Sunday proved to be a dangerous day for swimming at a North Carolina beach.
More than 40 people were rescued from rip currents at Wrightsville Beach between 9 a.m., when lifeguards started working, and late afternoon, said Dave Baker, ocean rescue director for the town of Wrightsville Beach.
He said red flags were flying at the beach all day
Red flags indicate a high rip current hazard and, when they are flying, swimmers are discouraged from getting in the water as “conditions are life threatening to all people who enter the surf,” according to the town.

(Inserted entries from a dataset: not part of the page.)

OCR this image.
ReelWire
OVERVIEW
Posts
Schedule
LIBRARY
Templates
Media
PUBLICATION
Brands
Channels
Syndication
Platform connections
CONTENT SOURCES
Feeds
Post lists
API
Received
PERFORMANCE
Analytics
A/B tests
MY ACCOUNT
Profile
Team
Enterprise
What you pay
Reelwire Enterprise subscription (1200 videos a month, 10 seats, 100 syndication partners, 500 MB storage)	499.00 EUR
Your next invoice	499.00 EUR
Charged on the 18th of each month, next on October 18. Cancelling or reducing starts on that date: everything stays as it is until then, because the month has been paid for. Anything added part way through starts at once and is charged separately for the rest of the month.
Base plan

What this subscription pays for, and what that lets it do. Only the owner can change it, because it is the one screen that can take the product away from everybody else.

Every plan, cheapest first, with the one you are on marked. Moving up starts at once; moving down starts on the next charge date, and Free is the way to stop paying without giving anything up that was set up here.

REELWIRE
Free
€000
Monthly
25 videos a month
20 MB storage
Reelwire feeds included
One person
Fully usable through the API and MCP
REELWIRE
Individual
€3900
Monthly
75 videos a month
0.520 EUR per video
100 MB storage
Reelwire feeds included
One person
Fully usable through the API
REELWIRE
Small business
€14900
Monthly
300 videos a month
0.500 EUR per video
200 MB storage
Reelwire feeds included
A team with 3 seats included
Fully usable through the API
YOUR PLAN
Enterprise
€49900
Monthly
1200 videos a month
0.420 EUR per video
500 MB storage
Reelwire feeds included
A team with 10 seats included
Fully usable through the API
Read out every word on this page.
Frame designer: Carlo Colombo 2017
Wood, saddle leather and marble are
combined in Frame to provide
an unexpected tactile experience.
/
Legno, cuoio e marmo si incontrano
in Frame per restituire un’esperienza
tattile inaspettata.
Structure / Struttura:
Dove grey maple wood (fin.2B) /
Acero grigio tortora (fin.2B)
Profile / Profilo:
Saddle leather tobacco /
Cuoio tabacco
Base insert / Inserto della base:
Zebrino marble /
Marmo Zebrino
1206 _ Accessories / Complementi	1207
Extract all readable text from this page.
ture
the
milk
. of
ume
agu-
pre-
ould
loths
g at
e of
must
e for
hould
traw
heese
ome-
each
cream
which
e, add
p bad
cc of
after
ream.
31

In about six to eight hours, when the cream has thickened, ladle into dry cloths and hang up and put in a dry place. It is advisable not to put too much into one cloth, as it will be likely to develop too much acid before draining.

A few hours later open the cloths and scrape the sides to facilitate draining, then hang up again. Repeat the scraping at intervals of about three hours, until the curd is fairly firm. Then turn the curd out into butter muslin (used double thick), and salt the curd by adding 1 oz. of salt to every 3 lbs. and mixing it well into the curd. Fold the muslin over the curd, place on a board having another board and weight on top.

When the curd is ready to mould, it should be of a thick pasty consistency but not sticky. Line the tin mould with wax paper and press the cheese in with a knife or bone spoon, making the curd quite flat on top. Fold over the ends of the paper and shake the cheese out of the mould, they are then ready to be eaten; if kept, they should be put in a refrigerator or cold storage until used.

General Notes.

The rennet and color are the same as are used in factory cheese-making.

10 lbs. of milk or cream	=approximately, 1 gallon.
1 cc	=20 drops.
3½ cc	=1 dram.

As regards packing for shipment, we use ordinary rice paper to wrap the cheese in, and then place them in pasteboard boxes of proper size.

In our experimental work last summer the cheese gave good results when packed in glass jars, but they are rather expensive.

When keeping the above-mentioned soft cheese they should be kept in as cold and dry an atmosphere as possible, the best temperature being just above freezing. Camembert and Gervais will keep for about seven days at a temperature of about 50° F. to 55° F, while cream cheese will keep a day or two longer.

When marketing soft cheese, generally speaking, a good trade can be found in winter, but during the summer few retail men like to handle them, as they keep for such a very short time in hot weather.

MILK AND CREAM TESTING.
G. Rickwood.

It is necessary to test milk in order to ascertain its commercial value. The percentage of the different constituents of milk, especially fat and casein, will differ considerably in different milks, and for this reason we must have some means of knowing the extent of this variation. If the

The risk for rip currents on Sunday on Wrightsville Beach and across the North Carolina coast was moderate, according to the National Weather Service, meaning swimmers should swim near a lifeguard and “heed the advice of local beach patrol and flag warning systems.”
“Regardless of the color of the signal flags displayed, hazards may be present in the ocean at any time. Rip currents can form suddenly and other dangerous conditions could exist,” the town said.
About 60,000 swimmers are rescued each year by lifeguards at beaches, according to the town, and rip current rescues account for more than 80 percent of those.
If you are caught in a rip current, the NWS says to swim parallel to the shore until you are out of the current and then swim to shore. If you can’t escape it, float or tread water and wave or call for help, the NWS says.